11. Stay Informed on Social Media Privacy Policies and Settings
There have been some big controversies in recent years surrounding the privacy policies of popular social media platforms. Facebook, for example, has received a lot of criticism for readily selling all kinds of personal information about users to advertisers.
Don’t underestimate how much can be learned about you from your social media accounts. Even if each piece of information that you give out may not seem private, when you put all of this data together it can paint a detailed picture of your life. This data could even be used to threaten or harm you.
There have been a number of cases of burglars and scammers taking advantage of the seemingly meaningless information given out by people’s social media accounts.
Many people regularly make posts that reveal their exact location through geotags without even realizing this information is being shared. The more information that is available about you online, the greater your risk for identity fraud and other malicious activities.
If you aren’t ready to give up social media altogether, there are two things you should do. The first is to spend time reading and researching the privacy policies of the companies who control your accounts. You may want to be especially careful with what you share on platforms that share your information regularly with third parties.
The second thing you should do is monitor your privacy settings. Limit the number of people who can view what you post, and don’t give the platform permission to post on your behalf or access your location. Check these settings regularly to make sure that nothing has changed as the platform updates.

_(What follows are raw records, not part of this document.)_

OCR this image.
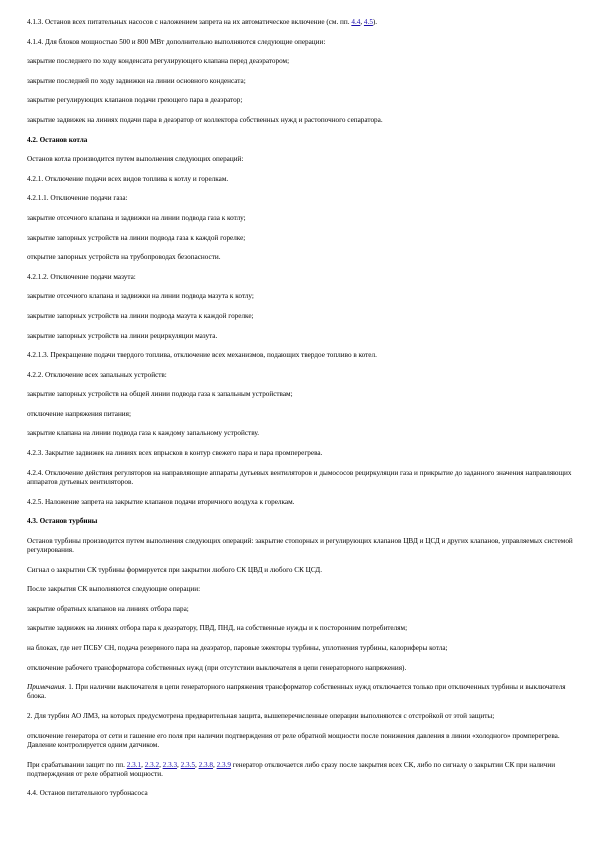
4.1.3. Останов всех питательных насосов с наложением запрета на их автоматическое включение (см. пп. 4.4, 4.5).

4.1.4. Для блоков мощностью 500 и 800 МВт дополнительно выполняются следующие операции:

закрытие последнего по ходу конденсата регулирующего клапана перед деаэратором;

закрытие последней по ходу задвижки на линии основного конденсата;

закрытие регулирующих клапанов подачи греющего пара в деаэратор;

закрытие задвижек на линиях подачи пара в деаэратор от коллектора собственных нужд и растопочного сепаратора.

4.2. Останов котла

Останов котла производится путем выполнения следующих операций:

4.2.1. Отключение подачи всех видов топлива к котлу и горелкам.

4.2.1.1. Отключение подачи газа:

закрытие отсечного клапана и задвижки на линии подвода газа к котлу;

закрытие запорных устройств на линии подвода газа к каждой горелке;

открытие запорных устройств на трубопроводах безопасности.

4.2.1.2. Отключение подачи мазута:

закрытие отсечного клапана и задвижки на линии подвода мазута к котлу;

закрытие запорных устройств на линии подвода мазута к каждой горелке;

закрытие запорных устройств на линии рециркуляции мазута.

4.2.1.3. Прекращение подачи твердого топлива, отключение всех механизмов, подающих твердое топливо в котел.

4.2.2. Отключение всех запальных устройств:

закрытие запорных устройств на общей линии подвода газа к запальным устройствам;

отключение напряжения питания;

закрытие клапана на линии подвода газа к каждому запальному устройству.

4.2.3. Закрытие задвижек на линиях всех впрысков в контур свежего пара и пара промперегрева.

4.2.4. Отключение действия регуляторов на направляющие аппараты дутьевых вентиляторов и дымососов рециркуляции газа и прикрытие до заданного значения направляющих аппаратов дутьевых вентиляторов.

4.2.5. Наложение запрета на закрытие клапанов подачи вторичного воздуха к горелкам.

4.3. Останов турбины

Останов турбины производится путем выполнения следующих операций: закрытие стопорных и регулирующих клапанов ЦВД и ЦСД и других клапанов, управляемых системой регулирования.

Сигнал о закрытии СК турбины формируется при закрытии любого СК ЦВД и любого СК ЦСД.

После закрытия СК выполняются следующие операции:

закрытие обратных клапанов на линиях отбора пара;

закрытие задвижек на линиях отбора пара к деаэратору, ПВД, ПНД, на собственные нужды и к посторонним потребителям;

на блоках, где нет ПСБУ СН, подача резервного пара на деаэратор, паровые эжекторы турбины, уплотнения турбины, калориферы котла;

отключение рабочего трансформатора собственных нужд (при отсутствии выключателя в цепи генераторного напряжения).

Примечания. 1. При наличии выключателя в цепи генераторного напряжения трансформатор собственных нужд отключается только при отключенных турбины и выключателя блока.

2. Для турбин АО ЛМЗ, на которых предусмотрена предварительная защита, вышеперечисленные операции выполняются с отстройкой от этой защиты;

отключение генератора от сети и гашение его поля при наличии подтверждения от реле обратной мощности после понижения давления в линии «холодного» промперегрева. Давление контролируется одним датчиком.

При срабатывании защит по пп. 2.3.1, 2.3.2, 2.3.3, 2.3.5, 2.3.8, 2.3.9 генератор отключается либо сразу после закрытия всех СК, либо по сигналу о закрытии СК при наличии подтверждения от реле обратной мощности.

4.4. Останов питательного турбонасоса
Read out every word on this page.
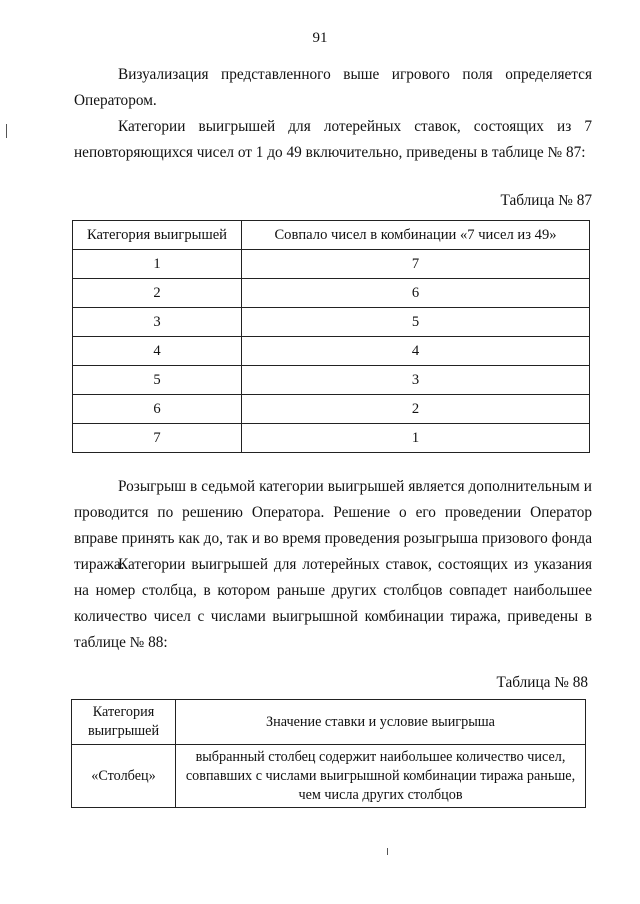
91

Визуализация представленного выше игрового поля определяется Оператором.

Категории выигрышей для лотерейных ставок, состоящих из 7 неповторяющихся чисел от 1 до 49 включительно, приведены в таблице № 87:

Таблица № 87
Категория выигрышей	Совпало чисел в комбинации «7 чисел из 49»
1	7
2	6
3	5
4	4
5	3
6	2
7	1

Розыгрыш в седьмой категории выигрышей является дополнительным и проводится по решению Оператора. Решение о его проведении Оператор вправе принять как до, так и во время проведения розыгрыша призового фонда тиража.

Категории выигрышей для лотерейных ставок, состоящих из указания на номер столбца, в котором раньше других столбцов совпадет наибольшее количество чисел с числами выигрышной комбинации тиража, приведены в таблице № 88:

Таблица № 88
Категория выигрышей	Значение ставки и условие выигрыша
«Столбец»	выбранный столбец содержит наибольшее количество чисел, совпавших с числами выигрышной комбинации тиража раньше, чем числа других столбцов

12. Use Free Open Source Software
There are constantly new examples popping up of seemingly trustworthy programs that are discovered to be sharing your data without your knowledge or consent.
It is difficult to know what software you can trust, especially in light of evidence that the NSA has compelled many US tech companies to build backdoors in encryption to allow the intelligence agency access if needed.

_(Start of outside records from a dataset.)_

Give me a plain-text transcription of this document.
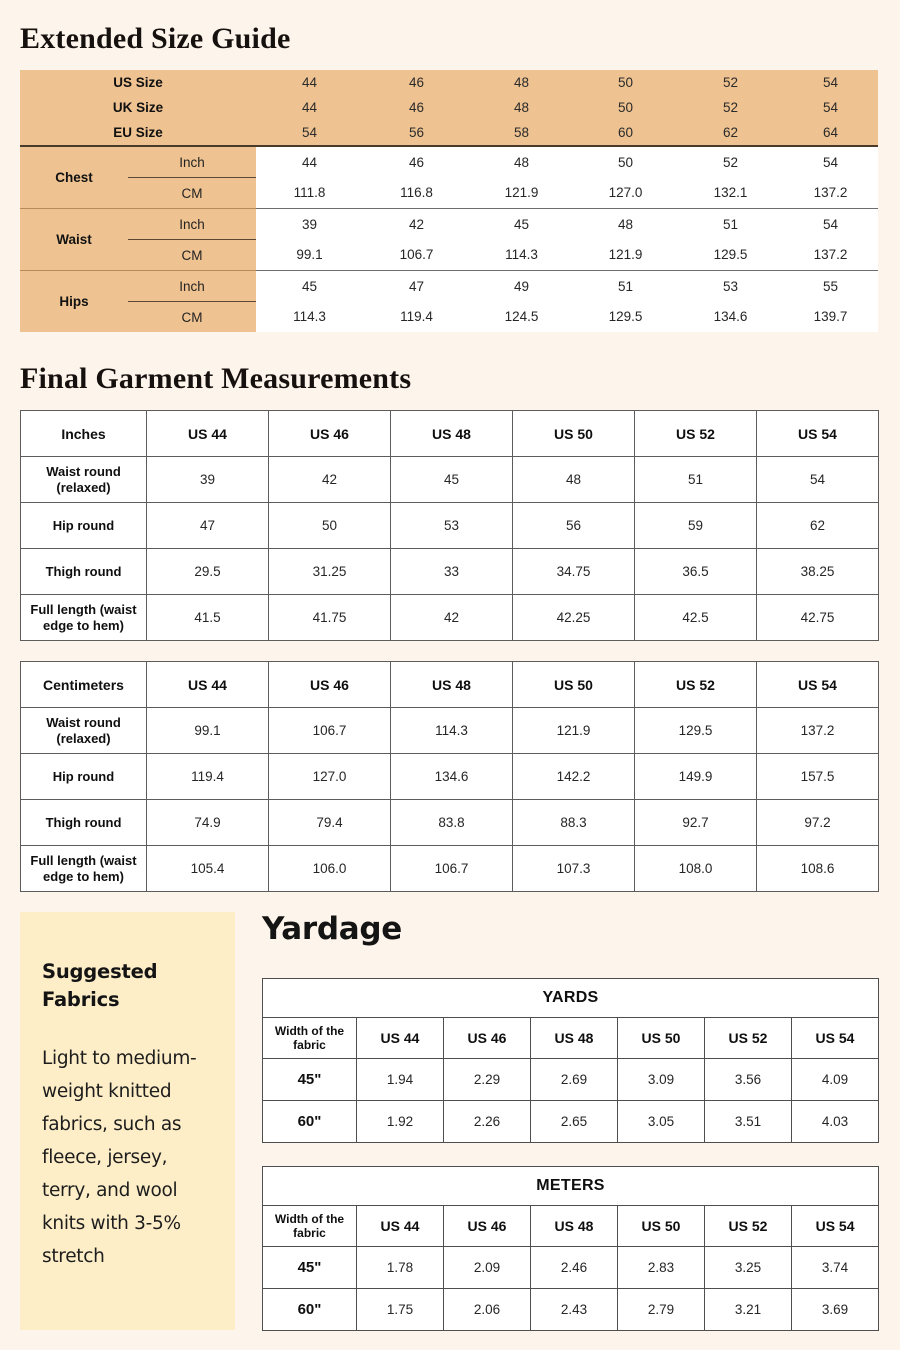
Extended Size Guide
US Size		44	46	48	50	52	54
UK Size		44	46	48	50	52	54
EU Size		54	56	58	60	62	64
Chest	Inch	44	46	48	50	52	54
	CM	111.8	116.8	121.9	127.0	132.1	137.2
Waist	Inch	39	42	45	48	51	54
	CM	99.1	106.7	114.3	121.9	129.5	137.2
Hips	Inch	45	47	49	51	53	55
	CM	114.3	119.4	124.5	129.5	134.6	139.7
Final Garment Measurements
Inches	US 44	US 46	US 48	US 50	US 52	US 54
Waist round (relaxed)	39	42	45	48	51	54
Hip round	47	50	53	56	59	62
Thigh round	29.5	31.25	33	34.75	36.5	38.25
Full length (waist edge to hem)	41.5	41.75	42	42.25	42.5	42.75
Centimeters	US 44	US 46	US 48	US 50	US 52	US 54
Waist round (relaxed)	99.1	106.7	114.3	121.9	129.5	137.2
Hip round	119.4	127.0	134.6	142.2	149.9	157.5
Thigh round	74.9	79.4	83.8	88.3	92.7	97.2
Full length (waist edge to hem)	105.4	106.0	106.7	107.3	108.0	108.6
Suggested Fabrics
Light to medium-weight knitted fabrics, such as fleece, jersey, terry, and wool knits with 3-5% stretch
Yardage
YARDS						
Width of the fabric	US 44	US 46	US 48	US 50	US 52	US 54
45"	1.94	2.29	2.69	3.09	3.56	4.09
60"	1.92	2.26	2.65	3.05	3.51	4.03
METERS						
Width of the fabric	US 44	US 46	US 48	US 50	US 52	US 54
45"	1.78	2.09	2.46	2.83	3.25	3.74
60"	1.75	2.06	2.43	2.79	3.21	3.69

The advantage of Free Open Source Software (FOSS) over proprietary software is that the code is built collaboratively and readily available to the public. Since it can be peer-reviewed, FOSS is much less likely to have a secret backdoor that compromises its security or include a feature that invades your privacy in some way.
Online privacy is becoming more and more important to all of us. As technology becomes a bigger part of our daily lives, we risk exposing ourselves to the many threats to our privacy and safety.
Although it is sometimes easier to live in ignorance, it is more than worth it to spend a small amount of time, effort, and money now to protect your privacy rather than dealing with a catastrophe after your identity is stolen or your personal information is leaked.
It can seem overwhelming to try to address all of the possible threats to your security, but keep in mind that not everyone needs to be concerned about every single privacy threat.
Instead of trying to do everything, you should take the time to consider which threats are of most concern to you and target them. VPNs make it easy to personalize your protection and address your biggest privacy concerns directly.